Interessante perceber a Jequié FM (21,8%) sendo indicada como uma emissora de Rádio a nível estadual.



Sendo que quando a pergunta foca em uma emissora de Rádio de Jequié a 95 FM tem 25,4% dos votos, e a Jequié FM e a 93 FM aparecem com 20,7% das indicações.




Seguindo a liderança da audiência da 95 FM como rádio FM mais ouvida em Jequié, o programa Conexão obteve 20,7% das indicações.
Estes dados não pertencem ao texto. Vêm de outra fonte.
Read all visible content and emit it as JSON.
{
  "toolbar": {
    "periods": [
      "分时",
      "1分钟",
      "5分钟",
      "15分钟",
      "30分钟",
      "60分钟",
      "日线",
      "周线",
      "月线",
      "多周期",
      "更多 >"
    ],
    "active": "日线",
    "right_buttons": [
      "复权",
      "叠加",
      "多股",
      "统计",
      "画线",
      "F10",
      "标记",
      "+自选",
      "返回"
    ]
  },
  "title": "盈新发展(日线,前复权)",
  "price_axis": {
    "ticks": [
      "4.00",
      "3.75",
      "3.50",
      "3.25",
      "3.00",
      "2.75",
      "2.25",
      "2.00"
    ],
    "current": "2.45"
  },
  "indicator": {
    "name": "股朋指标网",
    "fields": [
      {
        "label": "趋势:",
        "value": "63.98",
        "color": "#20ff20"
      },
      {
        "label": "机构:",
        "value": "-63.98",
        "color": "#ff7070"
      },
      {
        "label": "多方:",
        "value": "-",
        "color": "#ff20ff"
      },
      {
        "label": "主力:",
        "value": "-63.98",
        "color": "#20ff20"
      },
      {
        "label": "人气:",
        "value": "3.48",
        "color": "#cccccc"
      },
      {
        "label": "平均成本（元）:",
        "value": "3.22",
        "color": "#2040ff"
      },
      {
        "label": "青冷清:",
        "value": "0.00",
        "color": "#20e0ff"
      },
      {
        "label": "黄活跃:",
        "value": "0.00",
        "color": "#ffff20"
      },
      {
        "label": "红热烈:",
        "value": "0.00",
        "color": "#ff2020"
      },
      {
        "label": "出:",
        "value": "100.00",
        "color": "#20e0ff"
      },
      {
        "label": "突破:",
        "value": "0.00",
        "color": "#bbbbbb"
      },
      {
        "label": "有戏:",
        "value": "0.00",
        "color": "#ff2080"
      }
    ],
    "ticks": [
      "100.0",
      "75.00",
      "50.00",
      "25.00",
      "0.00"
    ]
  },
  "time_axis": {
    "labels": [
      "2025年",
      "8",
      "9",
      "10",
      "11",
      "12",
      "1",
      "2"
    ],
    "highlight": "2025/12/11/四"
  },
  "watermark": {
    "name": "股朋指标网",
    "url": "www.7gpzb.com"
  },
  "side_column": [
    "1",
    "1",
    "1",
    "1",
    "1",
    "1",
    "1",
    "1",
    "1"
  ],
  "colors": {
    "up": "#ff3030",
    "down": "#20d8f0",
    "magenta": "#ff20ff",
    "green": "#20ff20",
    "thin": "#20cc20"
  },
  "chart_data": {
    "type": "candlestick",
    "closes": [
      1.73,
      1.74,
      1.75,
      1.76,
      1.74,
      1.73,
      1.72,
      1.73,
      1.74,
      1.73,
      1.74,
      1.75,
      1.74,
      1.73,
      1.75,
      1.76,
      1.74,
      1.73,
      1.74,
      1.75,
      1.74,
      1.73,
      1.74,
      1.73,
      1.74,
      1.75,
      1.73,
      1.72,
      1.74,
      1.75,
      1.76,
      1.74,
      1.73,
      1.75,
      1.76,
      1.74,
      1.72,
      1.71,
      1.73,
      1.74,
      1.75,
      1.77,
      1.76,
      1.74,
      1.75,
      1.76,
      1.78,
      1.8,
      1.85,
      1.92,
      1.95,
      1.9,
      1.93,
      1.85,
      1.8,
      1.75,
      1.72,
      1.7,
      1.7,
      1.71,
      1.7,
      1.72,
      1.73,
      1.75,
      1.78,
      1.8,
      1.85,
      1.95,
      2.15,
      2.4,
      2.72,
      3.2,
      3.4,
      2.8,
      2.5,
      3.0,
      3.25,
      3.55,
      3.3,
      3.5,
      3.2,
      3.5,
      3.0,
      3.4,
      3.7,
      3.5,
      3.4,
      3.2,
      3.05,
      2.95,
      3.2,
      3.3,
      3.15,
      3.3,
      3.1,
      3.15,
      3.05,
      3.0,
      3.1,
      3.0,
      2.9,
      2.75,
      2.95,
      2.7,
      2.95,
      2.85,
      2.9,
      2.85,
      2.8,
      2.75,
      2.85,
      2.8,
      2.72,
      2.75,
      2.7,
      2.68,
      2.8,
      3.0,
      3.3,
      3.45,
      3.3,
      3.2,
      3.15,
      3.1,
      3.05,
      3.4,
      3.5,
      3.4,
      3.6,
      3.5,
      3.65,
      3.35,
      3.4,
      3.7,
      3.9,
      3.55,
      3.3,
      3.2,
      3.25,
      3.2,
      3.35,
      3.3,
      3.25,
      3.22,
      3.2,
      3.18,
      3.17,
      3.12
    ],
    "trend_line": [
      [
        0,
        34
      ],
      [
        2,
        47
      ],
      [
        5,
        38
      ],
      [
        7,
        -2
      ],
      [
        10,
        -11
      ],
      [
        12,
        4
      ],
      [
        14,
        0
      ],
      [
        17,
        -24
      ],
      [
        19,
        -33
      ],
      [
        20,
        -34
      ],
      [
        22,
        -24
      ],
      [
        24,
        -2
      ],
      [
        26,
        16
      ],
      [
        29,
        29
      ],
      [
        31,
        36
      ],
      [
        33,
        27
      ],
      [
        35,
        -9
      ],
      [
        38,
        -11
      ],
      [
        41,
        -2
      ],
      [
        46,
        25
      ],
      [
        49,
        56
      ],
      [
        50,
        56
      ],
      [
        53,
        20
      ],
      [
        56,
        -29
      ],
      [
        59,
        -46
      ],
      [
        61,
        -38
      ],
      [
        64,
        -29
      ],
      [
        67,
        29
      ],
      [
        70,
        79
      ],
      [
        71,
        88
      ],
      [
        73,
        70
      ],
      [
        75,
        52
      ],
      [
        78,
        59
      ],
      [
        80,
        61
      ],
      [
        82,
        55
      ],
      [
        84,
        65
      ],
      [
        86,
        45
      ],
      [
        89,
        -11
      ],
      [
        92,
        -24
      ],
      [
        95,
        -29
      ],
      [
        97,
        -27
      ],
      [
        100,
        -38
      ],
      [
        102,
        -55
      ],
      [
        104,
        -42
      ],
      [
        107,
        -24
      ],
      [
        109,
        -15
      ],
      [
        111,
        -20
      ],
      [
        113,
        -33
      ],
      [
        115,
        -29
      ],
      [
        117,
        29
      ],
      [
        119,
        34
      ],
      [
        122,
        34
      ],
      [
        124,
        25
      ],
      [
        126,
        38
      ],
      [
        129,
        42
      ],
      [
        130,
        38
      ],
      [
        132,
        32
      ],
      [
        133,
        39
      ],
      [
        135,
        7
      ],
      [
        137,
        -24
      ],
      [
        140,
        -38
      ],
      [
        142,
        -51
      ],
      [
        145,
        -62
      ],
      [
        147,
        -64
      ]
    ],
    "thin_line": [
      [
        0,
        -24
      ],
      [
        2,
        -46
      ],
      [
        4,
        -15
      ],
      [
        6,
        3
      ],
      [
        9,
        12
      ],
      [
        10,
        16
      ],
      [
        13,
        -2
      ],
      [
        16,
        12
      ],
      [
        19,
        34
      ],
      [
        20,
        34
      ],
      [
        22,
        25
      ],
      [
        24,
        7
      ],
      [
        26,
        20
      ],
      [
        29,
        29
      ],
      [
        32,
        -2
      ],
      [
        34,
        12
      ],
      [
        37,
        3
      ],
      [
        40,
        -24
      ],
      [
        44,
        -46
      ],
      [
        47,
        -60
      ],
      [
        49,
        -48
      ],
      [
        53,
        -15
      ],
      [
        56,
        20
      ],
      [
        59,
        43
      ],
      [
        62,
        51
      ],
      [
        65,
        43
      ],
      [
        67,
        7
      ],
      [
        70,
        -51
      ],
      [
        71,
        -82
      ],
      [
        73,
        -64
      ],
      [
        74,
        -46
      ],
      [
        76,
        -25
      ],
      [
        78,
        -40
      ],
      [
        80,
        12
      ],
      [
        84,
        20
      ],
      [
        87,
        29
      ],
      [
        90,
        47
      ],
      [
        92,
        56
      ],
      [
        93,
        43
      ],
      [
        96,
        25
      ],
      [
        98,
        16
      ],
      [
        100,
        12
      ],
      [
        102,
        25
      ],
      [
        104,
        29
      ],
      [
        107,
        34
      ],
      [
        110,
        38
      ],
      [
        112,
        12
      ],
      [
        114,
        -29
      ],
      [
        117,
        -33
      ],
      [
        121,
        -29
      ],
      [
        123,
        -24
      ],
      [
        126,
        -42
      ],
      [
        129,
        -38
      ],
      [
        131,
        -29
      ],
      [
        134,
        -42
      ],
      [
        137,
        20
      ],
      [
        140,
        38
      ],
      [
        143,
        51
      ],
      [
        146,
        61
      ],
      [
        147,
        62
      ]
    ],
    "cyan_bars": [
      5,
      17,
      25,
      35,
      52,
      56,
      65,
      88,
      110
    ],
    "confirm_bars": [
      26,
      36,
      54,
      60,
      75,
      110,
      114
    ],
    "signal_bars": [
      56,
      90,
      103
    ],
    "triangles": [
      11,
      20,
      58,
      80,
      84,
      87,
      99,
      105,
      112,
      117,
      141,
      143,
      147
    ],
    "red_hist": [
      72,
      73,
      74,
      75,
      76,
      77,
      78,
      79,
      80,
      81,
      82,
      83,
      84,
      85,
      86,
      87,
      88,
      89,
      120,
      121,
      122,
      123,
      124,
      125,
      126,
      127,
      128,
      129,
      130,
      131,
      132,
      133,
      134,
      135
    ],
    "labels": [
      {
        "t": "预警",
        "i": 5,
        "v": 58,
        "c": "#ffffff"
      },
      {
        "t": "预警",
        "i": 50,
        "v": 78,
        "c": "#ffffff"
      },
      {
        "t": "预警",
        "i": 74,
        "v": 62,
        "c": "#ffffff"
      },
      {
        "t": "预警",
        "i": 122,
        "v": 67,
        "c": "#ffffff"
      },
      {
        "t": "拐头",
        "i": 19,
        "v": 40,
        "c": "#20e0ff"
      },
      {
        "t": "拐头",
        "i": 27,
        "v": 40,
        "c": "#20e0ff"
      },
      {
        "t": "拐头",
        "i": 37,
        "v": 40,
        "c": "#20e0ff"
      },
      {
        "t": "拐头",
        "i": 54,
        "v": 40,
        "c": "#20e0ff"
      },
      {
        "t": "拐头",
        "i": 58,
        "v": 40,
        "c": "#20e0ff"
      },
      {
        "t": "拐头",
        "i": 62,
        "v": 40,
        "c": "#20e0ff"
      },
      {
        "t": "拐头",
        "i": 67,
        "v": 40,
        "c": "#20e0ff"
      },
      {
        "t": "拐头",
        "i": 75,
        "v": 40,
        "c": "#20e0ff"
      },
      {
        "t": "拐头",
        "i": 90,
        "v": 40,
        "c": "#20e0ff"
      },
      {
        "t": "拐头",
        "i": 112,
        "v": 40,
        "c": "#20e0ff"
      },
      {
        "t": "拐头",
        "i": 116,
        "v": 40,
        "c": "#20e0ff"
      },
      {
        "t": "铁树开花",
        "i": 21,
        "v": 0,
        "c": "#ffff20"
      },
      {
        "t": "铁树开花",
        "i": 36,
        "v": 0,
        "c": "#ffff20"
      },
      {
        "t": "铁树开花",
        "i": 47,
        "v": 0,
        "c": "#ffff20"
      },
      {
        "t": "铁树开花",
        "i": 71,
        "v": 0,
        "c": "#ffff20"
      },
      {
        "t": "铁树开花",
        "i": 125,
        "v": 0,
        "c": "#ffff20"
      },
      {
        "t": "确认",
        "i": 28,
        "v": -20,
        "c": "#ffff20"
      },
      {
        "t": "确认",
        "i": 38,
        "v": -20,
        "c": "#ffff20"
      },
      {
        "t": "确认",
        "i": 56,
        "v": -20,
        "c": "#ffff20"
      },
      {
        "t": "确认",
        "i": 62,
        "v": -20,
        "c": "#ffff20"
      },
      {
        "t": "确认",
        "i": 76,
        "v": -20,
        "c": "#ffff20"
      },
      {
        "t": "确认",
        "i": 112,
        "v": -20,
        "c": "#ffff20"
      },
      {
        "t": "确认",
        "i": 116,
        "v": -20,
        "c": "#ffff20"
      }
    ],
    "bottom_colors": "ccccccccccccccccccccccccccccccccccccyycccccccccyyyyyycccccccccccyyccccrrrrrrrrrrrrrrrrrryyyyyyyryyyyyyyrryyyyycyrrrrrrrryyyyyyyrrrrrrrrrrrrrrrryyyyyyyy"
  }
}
O destaque aqui é o programa Hora de Notícias (17,2%) que é transmitido ao vivo no YouTube do Jequié Repórter e retransmitido pela Rádio Cidade FM. Os programas Primeira Página (Rádio Povo) e Ari Moura Comunicando (Jequié FM) aparecem com 14,9% cada.



Esse gráfico indica o desafio da audiência trabalhada pelos profissionais lembrados: 

  • Forte pulverização da audiência 
  • Ausência de hegemonia dominante 
  • Público segmentado por perfil de programa 




Força nas Redes: Wilson Novaes (30,1%) e Wellington Ferreira (25,3%) aparecem como os grandes nomes da influência digital local, concentrando juntos mais de metade da preferência do público que acompanha jornalistas nas redes sociais. 

Presença Digital: O gráfico ressalta como a dinâmica das redes sociais pode ser diferente do rádio, evidenciando quais profissionais conseguem transpor sua audiência para as plataformas digitais.




Predomínio Digital: O gráfico deixa claro a força do digital, com Site/Blog (27,8%) e YouTube (25,3%) liderando a preferência.

Redes Sociais em Alta: O Instagram se consolida como a terceira maior força (17,2%), superando meios tradicionais e o próprio WhatsApp como fonte primária.

Queda das Mídias Tradicionais: É notável como a TV e o Rádio aparecem com percentuais de consumo direto de notícias menores do que os canais digitais nesta amostra específica.